Out-of-Home Placement?
Wednesday, July 30th, 2008If every parent in America had a parentwarrior Starter Kit and they followed through with the ideas and strategies, the number of kids needing to be placed out of their homes would go down dramatically. parentwarrior is about preventing the need for such a drastic intervention. And having your kid removed from your home is drastic. But there are times when the family situation is so out of control that out-of-home placement is necessary.
Interestingly enough, in the last few months, I’ve had a number of parents who have written to me asking whether I know of treatment facilities that are using the parentwarrior philosophy. My answer is: none that I am aware of - yet. But there will be. If any form of treatment is going to be successful, parents must be empowered to be the leaders of the family. There is no other way. So flat out, any program that does not do this is a bad program, period!

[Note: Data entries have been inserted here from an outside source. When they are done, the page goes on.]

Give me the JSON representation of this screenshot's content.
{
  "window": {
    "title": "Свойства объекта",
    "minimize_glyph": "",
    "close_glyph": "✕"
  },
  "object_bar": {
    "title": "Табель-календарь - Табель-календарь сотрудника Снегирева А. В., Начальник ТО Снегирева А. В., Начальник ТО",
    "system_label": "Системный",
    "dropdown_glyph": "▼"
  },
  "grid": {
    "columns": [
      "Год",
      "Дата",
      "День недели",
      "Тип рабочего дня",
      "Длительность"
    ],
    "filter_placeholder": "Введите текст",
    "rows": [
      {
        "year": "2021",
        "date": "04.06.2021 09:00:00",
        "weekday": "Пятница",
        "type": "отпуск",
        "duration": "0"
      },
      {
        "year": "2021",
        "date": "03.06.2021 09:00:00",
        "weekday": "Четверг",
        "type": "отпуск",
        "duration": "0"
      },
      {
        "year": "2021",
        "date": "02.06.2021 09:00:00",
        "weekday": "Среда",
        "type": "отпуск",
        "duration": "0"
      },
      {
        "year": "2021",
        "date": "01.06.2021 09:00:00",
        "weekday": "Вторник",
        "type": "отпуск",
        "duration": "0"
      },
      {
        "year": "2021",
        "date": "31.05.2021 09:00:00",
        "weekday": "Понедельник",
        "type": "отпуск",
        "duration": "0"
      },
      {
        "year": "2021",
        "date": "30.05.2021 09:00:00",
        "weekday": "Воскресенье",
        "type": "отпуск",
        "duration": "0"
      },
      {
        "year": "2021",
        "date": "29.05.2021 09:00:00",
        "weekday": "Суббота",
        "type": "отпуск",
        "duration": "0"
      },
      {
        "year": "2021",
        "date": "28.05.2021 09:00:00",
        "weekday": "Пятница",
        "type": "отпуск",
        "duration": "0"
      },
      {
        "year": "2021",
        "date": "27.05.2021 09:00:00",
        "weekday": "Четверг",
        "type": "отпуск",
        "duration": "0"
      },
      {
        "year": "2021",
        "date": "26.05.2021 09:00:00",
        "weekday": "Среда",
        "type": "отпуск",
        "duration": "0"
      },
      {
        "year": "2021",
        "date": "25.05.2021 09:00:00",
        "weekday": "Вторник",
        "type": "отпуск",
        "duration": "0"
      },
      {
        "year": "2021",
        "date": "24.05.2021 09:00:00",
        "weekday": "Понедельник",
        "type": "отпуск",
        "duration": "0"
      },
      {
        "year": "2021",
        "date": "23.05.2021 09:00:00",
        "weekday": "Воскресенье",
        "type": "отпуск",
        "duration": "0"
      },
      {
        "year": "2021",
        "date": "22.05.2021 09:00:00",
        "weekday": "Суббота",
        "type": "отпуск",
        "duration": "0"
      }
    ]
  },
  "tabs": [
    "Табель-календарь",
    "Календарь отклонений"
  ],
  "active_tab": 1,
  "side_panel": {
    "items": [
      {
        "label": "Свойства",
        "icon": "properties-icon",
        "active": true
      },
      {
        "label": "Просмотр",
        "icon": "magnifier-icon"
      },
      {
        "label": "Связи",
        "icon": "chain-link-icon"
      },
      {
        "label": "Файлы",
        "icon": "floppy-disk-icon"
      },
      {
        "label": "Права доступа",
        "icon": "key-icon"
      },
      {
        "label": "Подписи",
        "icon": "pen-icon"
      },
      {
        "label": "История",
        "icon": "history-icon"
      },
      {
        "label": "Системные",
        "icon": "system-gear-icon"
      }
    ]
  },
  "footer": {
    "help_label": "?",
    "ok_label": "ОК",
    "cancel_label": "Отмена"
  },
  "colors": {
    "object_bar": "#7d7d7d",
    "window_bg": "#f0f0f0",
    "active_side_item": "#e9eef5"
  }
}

A few general rules of thumb to evaluate a treatment program:
- Parents must be dealt with directly, honestly and with the presumption that ultimately they are the experts for their family and they are the ones who are responsible for leading the way.
- Family treatment needs to start from the very beginning and it needs to be frequent, intense and change-producing.
- There needs to be staff facilitated multi-family groups where a number of families work together so parents new to treatment can learn from parents who have changed. Seeing new interactions between parents and their children is worth more than a thousand words.
- Those providing treatment need to be experts at innovative family work and be receiving continuous supervision. Old worn out approaches have already proven to be failures by the time there is out-of-home placement.
- The actual treatment program for the kids needs to incorporate multiple therapeutic interventions seven days a week aimed at interrupting self-defeating behavior and strategically motivating kids to use their brain in new ways to create solutions. (Their failed solutions are the problem.)
- There needs to be a comprehensive aftercare plan firmly established before discharge and family work needs to continue with continuity.
- A program worth its salt will guarantee success in the sense that parents will be fully empowered to run the family and returning to past behavior will not be a possibility; and this happens before the kid is discharged. (Too many programs treat the kid, neglect family work and within a short period of time after discharge, the same negative behavior patterns are the norm again. And the family, insurance company, county, state and federal payors don’t get a refund.)
As an alternative and to save money in the long run, for $1000 a day I’ll come stay at your house and work with the family. Think of it as the Dog Whisperer, Supernanny and Sun Tzu (author of the Art of War) coming for a visit. It will be fun. Change will happen. And I guarantee success.